The closest direct equivalent to the Python code you listed would be:
fn main() {
let x = 42;
let values: Vec<String> = x.to_string().chars().map(|c| c.to_string()).collect();
println!("{:?}", values);
}
At last, it outputs: ["4", "2"].
But, this is horribly inefficient: this takes the integer, allocates an intermediate buffer, prints the integer to it, turns it into a string. It takes each code point in that string, allocates an intermediate buffer, prints the code point to it, turns it into a string. Then it collects all these strings into a Vec, possibly reallocating more than once.
It works, but is a bit wasteful. If you don't care about waste, you can stop reading now.
You can make things a bit less wasteful by collecting code points instead of strings:
fn main() {
let x = 42;
let values: Vec<char> = x.to_string().chars().collect();
println!("{:?}", values);
}
This outputs: ['4', '2']. Note the different quotes because we're using char instead of String.
We can remove the intermediate allocations from Vec resizing by pre-allocating its storage, which gives us this version:
fn main() {
let x = 42u32; // no negatives!
let values = {
if x == 0 {
vec!['0']
} else {
// pre-allocate Vec so there's no resizing
let digits = 1 + (x as f64).log10() as u32;
let mut cs = Vec::with_capacity(digits as usize);
let mut div = 10u32.pow(digits - 1);
while div > 0 {
cs.push((b'0' + ((x / div) % 10) as u8) as char);
div /= 10;
}
cs
}
};
println!("{:?}", values);
}
Unless you're doing this in a loop, I'd just stick to the correct, wasteful version.

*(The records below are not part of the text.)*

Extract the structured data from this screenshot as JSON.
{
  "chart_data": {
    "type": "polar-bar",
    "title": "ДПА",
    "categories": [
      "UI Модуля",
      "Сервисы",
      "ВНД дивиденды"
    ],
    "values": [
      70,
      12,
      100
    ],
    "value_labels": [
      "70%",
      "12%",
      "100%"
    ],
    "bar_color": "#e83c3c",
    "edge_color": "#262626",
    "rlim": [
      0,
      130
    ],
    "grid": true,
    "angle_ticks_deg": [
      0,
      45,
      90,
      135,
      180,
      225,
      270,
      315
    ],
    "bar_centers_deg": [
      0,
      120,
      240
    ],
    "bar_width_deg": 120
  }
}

If you are looking for a performant version, I'd just use this
fn digits(mut val: u64) -> Vec<u8> {
// An unsigned 64-bit number can have 20 digits
let mut result = Vec::with_capacity(20);
loop {
let digit = val % 10;
val = val / 10;
result.push(digit as u8);
if val == 0 { break }
}
result.reverse();
result
}
fn main() {
println!("{:?}", digits(0));
println!("{:?}", digits(1));
println!("{:?}", digits(9));
println!("{:?}", digits(10));
println!("{:?}", digits(11));
println!("{:?}", digits(1234567890));
println!("{:?}", digits(0xFFFFFFFFFFFFFFFF));
}
This may over allocate by a few bytes, but 20 bytes total is small unless you are doing this a whole bunch. It also leaves each value as a number, which you can convert to a string as needed.
What about:
let ss = value.to_string()
.chars()
.map(|c| c.to_string())
.collect::<Vec<_>>();
Demo
Not the greatest perf but reads well.